South Carolina State Senator Rails Against Corporate Power At Tea Party Rally

I'd imagine that if you lined up me, Fareed Zakaria, Jonathan Rauch, and GOP South Carolina State Senator Tom Davis, you'd probably cover a lot of territory on the political spectrum. But we'd all be against corrupting corporate influence in our politics.

Towards the end of the event, one speaker delivered a fiery speech excoriating both Democrats and Republicans for giving away hundreds of millions in taxpayer money to well connected corporations in the state. State Sen. Tom Davis (R-SC) explained to the crowd that corporations are dominating South Carolina by hiring lobbyists, then demanding huge tax giveaways from the "ruling elite" of politicians.

ThinkProgress' Lee Fang caught up with Davis, who continued to discuss the matter:

DAVIS: You've got leadership in the House, Republican and Democrat, leadership in the Senate, Republican and Democrat that are presiding over this ballooning in special deals that are given away to corporations. And the numbers don't lie: $34 million dollars worth of targeted "tax credits" back in 1998 to corporations who lobbied for them has ballooned to $523 million in 2008 and this year it has ballooned to over a billion dollars. We're not a big state. Our general fund is $5.1 billion dollars. And with a $5.1 billion dollar general fund budget, we're giving away one billion dollars in tax credits to targeted industries that have lobbyists that are going to lobby for them? Somebody pays that bill, and there's no free lunch. Who pays the bill are those folks out there that don't have the power to hire lobbyists.

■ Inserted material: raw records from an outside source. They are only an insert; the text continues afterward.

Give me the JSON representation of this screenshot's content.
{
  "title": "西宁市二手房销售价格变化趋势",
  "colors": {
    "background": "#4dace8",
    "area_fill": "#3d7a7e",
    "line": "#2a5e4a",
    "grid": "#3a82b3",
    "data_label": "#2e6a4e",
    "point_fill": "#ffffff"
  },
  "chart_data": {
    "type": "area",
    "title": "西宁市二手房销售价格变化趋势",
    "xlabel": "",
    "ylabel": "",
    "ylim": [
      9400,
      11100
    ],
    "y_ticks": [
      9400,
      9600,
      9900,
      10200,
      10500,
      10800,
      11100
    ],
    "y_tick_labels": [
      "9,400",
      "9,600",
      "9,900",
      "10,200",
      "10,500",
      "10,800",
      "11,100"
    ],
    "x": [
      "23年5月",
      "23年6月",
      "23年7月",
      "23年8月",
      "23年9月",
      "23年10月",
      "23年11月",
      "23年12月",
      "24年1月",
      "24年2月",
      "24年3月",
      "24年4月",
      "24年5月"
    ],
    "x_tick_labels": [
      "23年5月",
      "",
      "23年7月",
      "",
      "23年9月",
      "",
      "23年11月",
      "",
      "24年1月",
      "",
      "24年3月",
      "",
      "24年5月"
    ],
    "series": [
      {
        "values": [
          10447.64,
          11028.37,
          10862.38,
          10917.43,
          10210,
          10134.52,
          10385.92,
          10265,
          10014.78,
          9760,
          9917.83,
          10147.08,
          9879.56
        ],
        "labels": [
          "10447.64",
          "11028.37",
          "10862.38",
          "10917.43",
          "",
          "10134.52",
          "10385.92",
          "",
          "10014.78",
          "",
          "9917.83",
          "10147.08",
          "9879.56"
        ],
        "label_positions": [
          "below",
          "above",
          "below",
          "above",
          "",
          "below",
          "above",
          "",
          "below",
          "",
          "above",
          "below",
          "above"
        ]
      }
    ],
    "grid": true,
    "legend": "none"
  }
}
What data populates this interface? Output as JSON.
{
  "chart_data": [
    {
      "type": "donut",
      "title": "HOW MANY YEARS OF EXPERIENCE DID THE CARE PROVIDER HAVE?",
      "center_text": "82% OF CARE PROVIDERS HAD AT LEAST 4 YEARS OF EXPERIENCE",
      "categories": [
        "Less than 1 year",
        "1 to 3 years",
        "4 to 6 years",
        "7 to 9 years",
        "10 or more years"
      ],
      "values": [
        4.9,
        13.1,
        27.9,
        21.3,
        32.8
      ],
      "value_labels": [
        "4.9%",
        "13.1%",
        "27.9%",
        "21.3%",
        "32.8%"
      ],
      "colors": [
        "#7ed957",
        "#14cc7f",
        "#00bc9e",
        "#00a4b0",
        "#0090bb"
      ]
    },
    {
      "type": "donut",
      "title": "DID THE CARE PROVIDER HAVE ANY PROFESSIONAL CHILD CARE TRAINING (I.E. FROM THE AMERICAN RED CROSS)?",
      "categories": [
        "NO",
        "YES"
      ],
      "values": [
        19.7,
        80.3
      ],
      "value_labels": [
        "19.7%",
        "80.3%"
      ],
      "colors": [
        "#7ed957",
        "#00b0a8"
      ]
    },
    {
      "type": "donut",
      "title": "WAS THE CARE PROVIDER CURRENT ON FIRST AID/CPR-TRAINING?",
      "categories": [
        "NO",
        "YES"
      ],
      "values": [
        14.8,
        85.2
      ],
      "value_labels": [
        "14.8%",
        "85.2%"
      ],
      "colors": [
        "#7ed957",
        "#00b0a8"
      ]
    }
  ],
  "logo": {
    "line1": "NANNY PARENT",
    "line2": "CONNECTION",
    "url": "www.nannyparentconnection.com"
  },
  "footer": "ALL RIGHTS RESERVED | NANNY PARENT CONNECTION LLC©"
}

I remember reading this item over the weekend and thinking that even if State Senator Davis and I couldn't agree on anything else, this was a pretty big moment of agreement. And in a peculiar confluence of events, over the holiday weekend, my father had the occasion to remind me of a particularly prophetic section of Fareed Zakaria's 2003 book The Future Of Freedom that dealt with the rise of corporate lobbying and its pernicious effects on our politics. Zakaria cited Jonathan Rauch, who argued that "the rise of interest groups" had made American government "a giant frozen mass of ossified programs trapped in a perpetual cash crunch."

"Whether you are a liberal or a conservative this condition should dismay you," Zakaria noted. "For conservatives," he wrote, "it means that the goal of reducing federal spending has become a hopeless cause." And "for liberals," this means that "spending real money on new programs or opportunities in America has become close to impossible."

Here's the sting:

Rauch himself is resigned to the belief that "the American government probably has evolved into about what it will remain: a sprawling, largely self-organizing structure that is 10% to 20% under the control of the politicians and voters and 80% to 90% under the control of the thousands of client groups. It will change only at the margins, in ways that generally accord with the clients' wishes, but not systematically or in ways that threaten more than a few clients' franchises." This is the heart of America's dilemma today. The American people believe that they have no real control over government. What they do not realize is that the politicians have no control, either. Most representatives and senators believe that they operate in a political system in which any serious attempts at change produce instant, well-organized opposition from the small minority who are hurt by the change. And it is these minorities who really run Washington.

I'd imagine that if you lined up me, Fareed Zakaria, Jonathan Rauch, and State Senator Tom Davis, you'd probably cover a lot of territory on the political spectrum. But on this matter, at least, we all think the same thing! It makes you wonder who it is out there that disagrees with us, and what's wrong with them. (HINT: They are either buying lawmakers, or are lawmakers who have been happily bought.)